It depends upon what your definition of austerity is

Apparently we can’t have tax cuts because that would be to continue austerity. This rather depending upon what our definition of austerity is:

Boris Johnson’s plans to slash taxes for high earners is likely to cost more than £20bn and will make it “almost impossible” to end austerity, according to a leading economic think tank.

The assessment of the Conservative leadership frontrunner’s tax cuts comes after his party pledge to end austerity last year.

The Institute for Fiscal Studies believe the pledges will cost “north of £20bn”, its head, Paul Johnson told The Telegraph.

“There’s £15bn of headroom in which to spend while keeping [public] debt on a downward trajectory,” said the IFS chief. “In a world where you don’t want debt to rise and introduce a £20bn tax cut it's almost impossible to end austerity.”

The definition being used here is not a reasonable or workable one. A return to the rough fiscal balance we had under Gordon Brown’s Chancellorship Terror is something we really shouldn’t be describing as austere. At the time we were all remarking upon how his spending imitated that traditional inebriated matelot.

The basic facts are that the tax burden, at 34 and a bit percent of GDP, is at an historically high level. Spending as a portion of GDP is still higher than it was before the Crash. This is not austerity.

We’re not greatly taken with that basic Keynesian settlement, that public spending should blow out in harsh times. One reason being that, as things turn out, that stimulatory flashing of other peoples’ cash becomes seen as the new baseline. Any attempt to return to a more reasonable settlement, where individuals decide on the disposal of, say, the results of two thirds of their own labour becomes those harsh cuts to government.

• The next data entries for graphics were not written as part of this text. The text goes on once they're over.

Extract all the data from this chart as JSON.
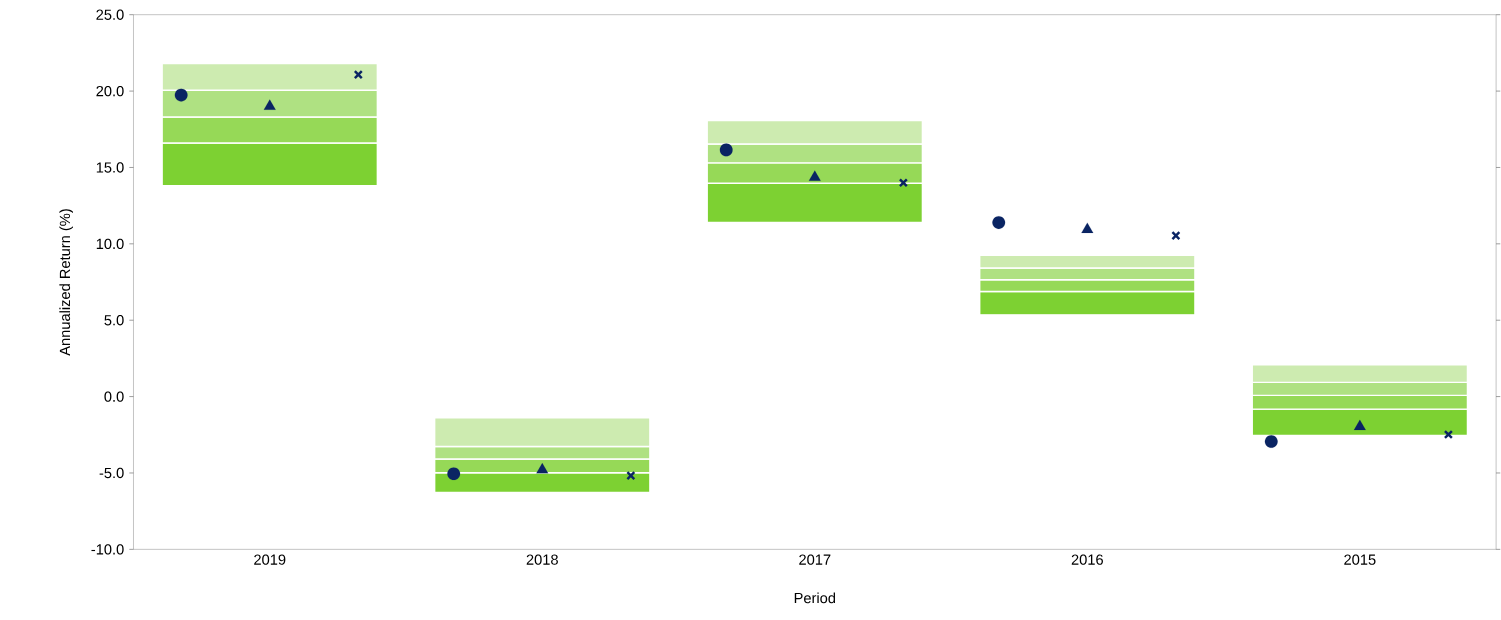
{
  "chart_data": {
    "type": "bar",
    "xlabel": "Period",
    "ylabel": "Annualized Return (%)",
    "categories": [
      "2019",
      "2018",
      "2017",
      "2016",
      "2015"
    ],
    "ylim": [
      -10,
      25
    ],
    "yticks": [
      {
        "value": -10,
        "label": "-10.0"
      },
      {
        "value": -5,
        "label": "-5.0"
      },
      {
        "value": 0,
        "label": "0.0"
      },
      {
        "value": 5,
        "label": "5.0"
      },
      {
        "value": 10,
        "label": "10.0"
      },
      {
        "value": 15,
        "label": "15.0"
      },
      {
        "value": 20,
        "label": "20.0"
      },
      {
        "value": 25,
        "label": "25.0"
      }
    ],
    "series": [
      {
        "color": "#7dd132",
        "base": [
          13.8,
          -6.27,
          11.39,
          5.35,
          -2.54
        ],
        "values": [
          2.8,
          1.28,
          2.57,
          1.53,
          1.72
        ]
      },
      {
        "color": "#96d957",
        "base": [
          16.6,
          -4.99,
          13.96,
          6.88,
          -0.82
        ],
        "values": [
          1.7,
          0.9,
          1.34,
          0.77,
          0.9
        ]
      },
      {
        "color": "#afe182",
        "base": [
          18.3,
          -4.09,
          15.3,
          7.65,
          0.08
        ],
        "values": [
          1.75,
          0.83,
          1.23,
          0.77,
          0.85
        ]
      },
      {
        "color": "#cdebb0",
        "base": [
          20.05,
          -3.26,
          16.53,
          8.42,
          0.93
        ],
        "values": [
          1.75,
          1.87,
          1.54,
          0.83,
          1.15
        ]
      },
      {
        "type": "scatter",
        "marker": "circle",
        "color": "#0a2463",
        "values": [
          19.74,
          -5.05,
          16.15,
          11.39,
          -2.94
        ]
      },
      {
        "type": "scatter",
        "marker": "triangle",
        "color": "#0a2463",
        "values": [
          19.0,
          -4.8,
          14.35,
          10.94,
          -1.97
        ]
      },
      {
        "type": "scatter",
        "marker": "cross",
        "color": "#0a2463",
        "values": [
          21.08,
          -5.17,
          14.0,
          10.54,
          -2.48
        ]
      }
    ]
  }
}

Which is indeed exactly what we’re seeing here now. The actual Keynesian ideal is that we do have that expansion in those harsh times, then we withdraw it all in more normal. For to fail to do that would be to create a ratchet whereby government as a portion of everything continually jerks up over the inevitabilities of the continued business cycle. This is exactly the - wrong - definition that the IFS is using of austerity here. Now that we’re out of the woods is when we should be returning to that status quo ante, and doing so isn’t austerity. It’s simply good fiscal management.